The first known woman mathematician, Hyaptia, lived in Alexandria, Egypt. She was a mathematician, philosopher and astronomer. Hyaptia’s early learning was inspired by her father, Theon. With his help, Hyaptia developed a passion for finding answers to the unknown.
Hypatia was known for her work on the ideas of conic sections. She edited the work On the Conics of Apollonius, which divided cones into different parts by a plane. This work was the conceptual foundation behind the ideas of hyperbolas, parabolas, and ellipses. Hyaptia made the concepts easier to understand, because of which the work lasted many centuries. Hypatia was the first woman to have a lasting impact on early thought in mathematics.
Ada Lovelace is often considered to be the first computer programmer.
Ada’s mother was a strong influence in her early childhood. She found tutors to teach Ada challenging math and science, which were not typical for women at that time. From early on, Ada showed a talent for numbers and language. Around the age of 17, Ada met Charles Babbage, a mathematician, inventor and the “Father of Computers”. Babbage served as her mentor and with his guidance, she began studying advanced mathematics.
While working with Babbage, Ada was asked to translate his article on analytical engine from French to English. Ada not only translated but also added her own forward thinking ideas to describe “how codes could be created for the device to handle letters and symbols along with numbers”. For this contribution, Ada is considered to be the first computer programmer.

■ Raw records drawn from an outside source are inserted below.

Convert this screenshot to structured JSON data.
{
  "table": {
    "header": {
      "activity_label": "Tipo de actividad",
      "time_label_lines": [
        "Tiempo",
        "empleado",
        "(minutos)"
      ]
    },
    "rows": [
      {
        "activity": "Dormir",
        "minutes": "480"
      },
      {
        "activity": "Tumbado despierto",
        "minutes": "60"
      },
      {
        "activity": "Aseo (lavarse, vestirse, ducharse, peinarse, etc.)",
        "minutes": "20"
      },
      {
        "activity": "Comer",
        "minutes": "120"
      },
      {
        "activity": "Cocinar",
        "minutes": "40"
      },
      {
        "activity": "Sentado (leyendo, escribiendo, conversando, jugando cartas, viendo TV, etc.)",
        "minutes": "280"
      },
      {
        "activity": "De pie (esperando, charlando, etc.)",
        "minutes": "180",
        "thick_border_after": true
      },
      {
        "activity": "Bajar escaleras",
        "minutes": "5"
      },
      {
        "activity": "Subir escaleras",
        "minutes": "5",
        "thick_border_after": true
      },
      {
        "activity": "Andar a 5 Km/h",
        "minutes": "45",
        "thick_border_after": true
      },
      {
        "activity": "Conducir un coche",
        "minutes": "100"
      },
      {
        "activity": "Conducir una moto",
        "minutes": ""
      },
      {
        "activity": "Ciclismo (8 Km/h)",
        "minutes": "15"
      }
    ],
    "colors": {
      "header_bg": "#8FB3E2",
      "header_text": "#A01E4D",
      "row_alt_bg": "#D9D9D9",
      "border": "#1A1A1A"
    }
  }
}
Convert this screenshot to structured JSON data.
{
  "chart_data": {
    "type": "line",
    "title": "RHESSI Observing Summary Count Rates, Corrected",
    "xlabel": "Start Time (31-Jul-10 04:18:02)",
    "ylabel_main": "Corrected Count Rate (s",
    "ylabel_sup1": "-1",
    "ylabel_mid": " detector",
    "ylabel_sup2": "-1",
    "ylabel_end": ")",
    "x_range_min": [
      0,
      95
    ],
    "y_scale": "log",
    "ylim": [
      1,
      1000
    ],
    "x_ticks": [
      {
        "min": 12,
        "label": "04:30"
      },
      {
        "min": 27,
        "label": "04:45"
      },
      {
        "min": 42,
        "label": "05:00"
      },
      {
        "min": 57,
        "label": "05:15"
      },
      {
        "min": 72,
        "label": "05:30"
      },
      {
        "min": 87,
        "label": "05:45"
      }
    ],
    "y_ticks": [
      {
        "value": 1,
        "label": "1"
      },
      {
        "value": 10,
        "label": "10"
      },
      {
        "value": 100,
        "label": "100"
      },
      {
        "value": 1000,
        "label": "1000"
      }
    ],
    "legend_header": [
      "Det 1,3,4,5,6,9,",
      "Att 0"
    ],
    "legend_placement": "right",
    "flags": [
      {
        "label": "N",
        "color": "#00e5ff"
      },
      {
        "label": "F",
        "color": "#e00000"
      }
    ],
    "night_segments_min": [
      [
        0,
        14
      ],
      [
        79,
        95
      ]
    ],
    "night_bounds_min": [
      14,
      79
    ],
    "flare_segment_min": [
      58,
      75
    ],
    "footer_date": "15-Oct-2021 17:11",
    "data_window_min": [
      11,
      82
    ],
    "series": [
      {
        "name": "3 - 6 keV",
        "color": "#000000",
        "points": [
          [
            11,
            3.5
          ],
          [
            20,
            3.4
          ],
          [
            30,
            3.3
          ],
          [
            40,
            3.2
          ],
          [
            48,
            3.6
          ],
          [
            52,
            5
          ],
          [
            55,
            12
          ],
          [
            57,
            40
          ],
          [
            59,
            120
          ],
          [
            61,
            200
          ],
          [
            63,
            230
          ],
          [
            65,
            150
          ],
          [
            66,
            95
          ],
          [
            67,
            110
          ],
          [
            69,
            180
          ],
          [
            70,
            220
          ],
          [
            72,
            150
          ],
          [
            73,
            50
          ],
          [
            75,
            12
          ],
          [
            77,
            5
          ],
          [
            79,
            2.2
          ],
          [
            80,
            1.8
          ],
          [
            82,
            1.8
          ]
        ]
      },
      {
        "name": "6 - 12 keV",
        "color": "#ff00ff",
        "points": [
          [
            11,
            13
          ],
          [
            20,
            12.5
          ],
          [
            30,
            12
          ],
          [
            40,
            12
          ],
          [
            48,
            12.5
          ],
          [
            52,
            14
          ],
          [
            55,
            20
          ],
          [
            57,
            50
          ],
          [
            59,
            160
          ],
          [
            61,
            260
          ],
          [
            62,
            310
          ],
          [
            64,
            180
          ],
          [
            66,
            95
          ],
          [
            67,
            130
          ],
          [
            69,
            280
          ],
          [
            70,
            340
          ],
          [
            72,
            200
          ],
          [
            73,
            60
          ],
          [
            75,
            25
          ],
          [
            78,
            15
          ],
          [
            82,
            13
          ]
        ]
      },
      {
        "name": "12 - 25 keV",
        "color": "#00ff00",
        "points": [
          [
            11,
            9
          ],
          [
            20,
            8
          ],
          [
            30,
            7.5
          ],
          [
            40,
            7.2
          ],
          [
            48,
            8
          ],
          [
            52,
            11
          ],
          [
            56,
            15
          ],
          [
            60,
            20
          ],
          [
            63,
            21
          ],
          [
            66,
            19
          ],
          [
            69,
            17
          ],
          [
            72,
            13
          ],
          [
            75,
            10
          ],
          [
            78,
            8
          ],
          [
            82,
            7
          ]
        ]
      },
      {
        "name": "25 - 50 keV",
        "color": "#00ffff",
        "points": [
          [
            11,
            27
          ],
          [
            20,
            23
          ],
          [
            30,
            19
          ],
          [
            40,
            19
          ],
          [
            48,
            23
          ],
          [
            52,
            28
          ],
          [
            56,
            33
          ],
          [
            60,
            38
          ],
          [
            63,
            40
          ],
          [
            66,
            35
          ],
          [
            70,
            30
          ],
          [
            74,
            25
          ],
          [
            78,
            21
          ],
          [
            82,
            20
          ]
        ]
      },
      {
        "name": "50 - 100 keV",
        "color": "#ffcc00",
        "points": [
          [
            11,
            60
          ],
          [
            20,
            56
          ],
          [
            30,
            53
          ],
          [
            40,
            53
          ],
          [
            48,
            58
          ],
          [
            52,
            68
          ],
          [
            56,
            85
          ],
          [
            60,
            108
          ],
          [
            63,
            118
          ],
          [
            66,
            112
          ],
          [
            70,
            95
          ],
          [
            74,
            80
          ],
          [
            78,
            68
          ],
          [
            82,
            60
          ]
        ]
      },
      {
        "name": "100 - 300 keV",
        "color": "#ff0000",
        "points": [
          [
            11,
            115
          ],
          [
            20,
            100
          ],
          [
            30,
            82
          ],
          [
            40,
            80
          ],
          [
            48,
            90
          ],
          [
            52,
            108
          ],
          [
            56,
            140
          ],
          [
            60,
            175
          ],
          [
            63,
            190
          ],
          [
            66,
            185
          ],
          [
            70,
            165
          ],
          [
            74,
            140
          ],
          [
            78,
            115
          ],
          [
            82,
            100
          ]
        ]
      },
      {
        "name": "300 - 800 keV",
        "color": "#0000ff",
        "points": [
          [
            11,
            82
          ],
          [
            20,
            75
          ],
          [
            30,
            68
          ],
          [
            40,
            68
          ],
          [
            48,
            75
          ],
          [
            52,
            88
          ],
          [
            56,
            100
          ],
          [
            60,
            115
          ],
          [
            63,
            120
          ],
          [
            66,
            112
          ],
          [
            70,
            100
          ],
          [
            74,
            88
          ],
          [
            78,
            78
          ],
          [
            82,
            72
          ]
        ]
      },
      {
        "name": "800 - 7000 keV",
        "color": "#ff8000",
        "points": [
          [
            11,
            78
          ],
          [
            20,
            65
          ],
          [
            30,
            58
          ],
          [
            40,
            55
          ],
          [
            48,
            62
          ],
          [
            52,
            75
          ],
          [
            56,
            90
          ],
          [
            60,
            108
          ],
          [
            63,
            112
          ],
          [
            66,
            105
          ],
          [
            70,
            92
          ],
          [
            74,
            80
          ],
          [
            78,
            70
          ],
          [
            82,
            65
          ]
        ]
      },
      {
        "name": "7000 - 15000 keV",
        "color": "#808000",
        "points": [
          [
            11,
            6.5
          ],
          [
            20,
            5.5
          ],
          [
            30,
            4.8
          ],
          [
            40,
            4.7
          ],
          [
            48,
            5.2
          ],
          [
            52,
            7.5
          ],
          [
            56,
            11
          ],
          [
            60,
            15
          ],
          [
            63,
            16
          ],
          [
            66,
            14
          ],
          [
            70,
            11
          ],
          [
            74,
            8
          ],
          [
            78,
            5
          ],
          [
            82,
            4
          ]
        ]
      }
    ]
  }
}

The Fields Medal is the highest honor in the field of Mathematics. In 2014, Maryam Mirzhakhani became the first woman to be awarded the Fields Medal for her original and sophisticated contributions in the field of dynamics and geometry of Riemann surfaces.
In her early childhood, Mirzakhani loved reading and would tell herself stories about the adventures of a remarkable girl who would travel the world and perform incredible feats. She hoped to become a writer one day. She discovered her love of math in middle school, thanks to a supportive teacher. In high school, she became the first girl to win the gold medal two years in a row at Iran’s International Math Olympiad team. The challenge of competitions strengthened her love of mathematics. Her early love of writing and imagination evolved, now she thinks of hyperbolic surfaces, moduli spaces and dynamical systems as characters in a novel.
These women have inspired and will continue to inspire generations of young girls to excel in mathematics. Share with us, who is your favorite woman mathematician?